Em 1948, 1949 e 1950 Macau foi sempre derrotado.
O melhor resultado conseguido por Macau nas séries dos “Interports” foi em 1951, ganhando por 3-0. Alinharam por Macau, Teixeira, Cheong Siu Lin, Tou Lin Kai, Alfredo Cotrim,Koc Seac, Lou Hon San, Mário Alberto, Abel Chung, Joâo Rocha, Carlos Paulo e Lei Ian Veng que marcou um lindo golo. Lei Ian Veng foi logo cobiçado pela equipa do “South China” de Hong Kong, como era tradicional acontecer a todos os locais que sobressaíam nas partidas.
Em 1952, Macau perdeu outra vez em Hong Kong por expressivos 4-0, mas no ano seguinte tudo se transformou.
O jogo foi em Macau e a selecção local venceu por 3-2, uma poderosa equipa de Hong Kong, que integrava o guarda-redes Granger, considerado o melhor de todos os tempos de Hong Kong, o ídolo Iu Cheoc In e os defesas Amstrong e Stones.
Sem o saberem, esse “Interport” marcou ainda a consagração do mais valioso jogador de Macau de todos os tempos, esse “pequeno gigante” Augusto Rocha que “passeou” a sua classe nos relvados portugueses chegando a integrar a selecção nacional em 1966, quando Portugal alcançou o terceiro lugar no Mundial de Inglaterra.
Da equipa de Macau, treinada pelo capitão Palmela, faziam parte Afonso, Francisco Cunha, Luís Cunha, Filomeno da Rocha, Baptista, Alfredo Cotrim, Abel Chung, Carlos Paulo, João Rocha e Augusto Rocha, mas foi este o herói do encontro, marcando dois golos.
Para alem dos golos, tal foi a sua influência no decurso do jogo, que no jantar em honra dos visitantes, o presidente da Associação de Futebol de Hong Kong disse que tinha sido “aquele jovem” que derrotara, completamente a equipa de Hong Kong.
Augusto Rocha iria rapidamente para Portugal, onde ingressou no Sporting Club de Portugal que um ano mais tarde o deixou ir para a Académica de Coimbra de onde nunca mais saiu
Em 1954, Macau perdeu em Hong Kong por 7-4 e em 1956 por 5-3 em Macau, não se tendo realizado o Interport de 1955, por razões que desconheço.
A partir de 1956, os “Interports” deixaram de ter a mesma importância.
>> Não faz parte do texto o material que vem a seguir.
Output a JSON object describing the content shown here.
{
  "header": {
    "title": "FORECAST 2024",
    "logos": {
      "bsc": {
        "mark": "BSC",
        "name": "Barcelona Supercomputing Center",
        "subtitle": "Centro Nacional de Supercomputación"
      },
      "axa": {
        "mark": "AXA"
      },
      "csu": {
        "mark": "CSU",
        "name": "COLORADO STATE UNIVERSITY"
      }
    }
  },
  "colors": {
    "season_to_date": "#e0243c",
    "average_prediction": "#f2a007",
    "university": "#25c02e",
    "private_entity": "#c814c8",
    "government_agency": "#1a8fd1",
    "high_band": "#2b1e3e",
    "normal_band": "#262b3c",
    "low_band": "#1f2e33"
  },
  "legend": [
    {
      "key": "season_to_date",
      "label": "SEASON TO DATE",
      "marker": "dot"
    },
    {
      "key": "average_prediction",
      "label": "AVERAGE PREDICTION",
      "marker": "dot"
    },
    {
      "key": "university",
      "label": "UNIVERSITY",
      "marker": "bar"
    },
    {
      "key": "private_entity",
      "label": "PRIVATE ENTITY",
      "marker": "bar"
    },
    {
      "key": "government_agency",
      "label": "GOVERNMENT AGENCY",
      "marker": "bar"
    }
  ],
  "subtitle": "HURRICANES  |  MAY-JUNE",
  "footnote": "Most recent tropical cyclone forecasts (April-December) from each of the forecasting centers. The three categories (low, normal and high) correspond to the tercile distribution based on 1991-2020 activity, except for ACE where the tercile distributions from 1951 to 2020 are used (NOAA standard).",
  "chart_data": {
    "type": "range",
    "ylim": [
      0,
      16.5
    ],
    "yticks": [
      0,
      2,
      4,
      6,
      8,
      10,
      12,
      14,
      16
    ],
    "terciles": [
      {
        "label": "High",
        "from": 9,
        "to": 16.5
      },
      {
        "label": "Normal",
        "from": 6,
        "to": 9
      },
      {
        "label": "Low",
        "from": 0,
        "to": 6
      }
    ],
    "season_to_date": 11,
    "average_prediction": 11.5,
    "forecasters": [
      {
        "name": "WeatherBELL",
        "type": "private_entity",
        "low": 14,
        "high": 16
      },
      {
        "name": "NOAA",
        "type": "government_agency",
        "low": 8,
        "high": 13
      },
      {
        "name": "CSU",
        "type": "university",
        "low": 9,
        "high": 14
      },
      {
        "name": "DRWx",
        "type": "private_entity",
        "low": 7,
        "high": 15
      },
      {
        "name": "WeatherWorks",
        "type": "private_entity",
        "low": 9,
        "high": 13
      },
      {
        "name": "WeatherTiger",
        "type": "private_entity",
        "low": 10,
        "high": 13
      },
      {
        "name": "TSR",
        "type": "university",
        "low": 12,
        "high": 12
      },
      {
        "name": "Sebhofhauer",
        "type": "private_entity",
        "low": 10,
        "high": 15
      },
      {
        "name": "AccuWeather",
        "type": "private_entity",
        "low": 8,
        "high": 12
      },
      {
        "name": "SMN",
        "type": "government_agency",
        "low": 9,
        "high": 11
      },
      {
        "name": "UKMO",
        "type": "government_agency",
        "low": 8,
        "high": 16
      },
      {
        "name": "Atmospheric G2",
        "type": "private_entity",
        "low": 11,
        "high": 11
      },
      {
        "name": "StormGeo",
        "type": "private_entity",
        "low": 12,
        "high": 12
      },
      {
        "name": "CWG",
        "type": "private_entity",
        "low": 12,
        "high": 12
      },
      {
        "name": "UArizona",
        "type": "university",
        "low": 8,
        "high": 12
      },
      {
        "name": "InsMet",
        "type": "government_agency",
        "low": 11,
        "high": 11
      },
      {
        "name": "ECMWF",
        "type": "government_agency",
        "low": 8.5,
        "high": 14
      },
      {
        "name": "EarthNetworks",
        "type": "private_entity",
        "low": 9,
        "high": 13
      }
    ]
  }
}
O futebol começou a ser gerido por várias Comissões Administrativas, nomeadas pelo Governo.
Em 1957, Pao Ma Chong foi eleito presidente da Direcção da AFM - o primeiro chinês a ocupar este cargo. Durante a sua presidência, visitaram Macau, o Sport Lisboa e Benfica, com o famoso Eusébio, o Sporting Clube de Portugal e o Varzim. Em 1956, já cá tinha estado a equipa dos “Ferroviários de Lourenço Marques” que foi convidada para a inauguração do Estádio de Futebol de Hong Kong.
A Associação de Futebol de Macau foi estabelecida em 1939 e reconhecida pela Federação Portuguesa de Futebol como sua filial.
João Havalanche, então presidente da FIFA, acompanhado do seu secretário, visitou Macau em 1971 a convite de Henry Fok e foi nessa altura que a AFM apresentou a sua candidatura à FIFA.
Orgulho-me de ter feito parte desse processo.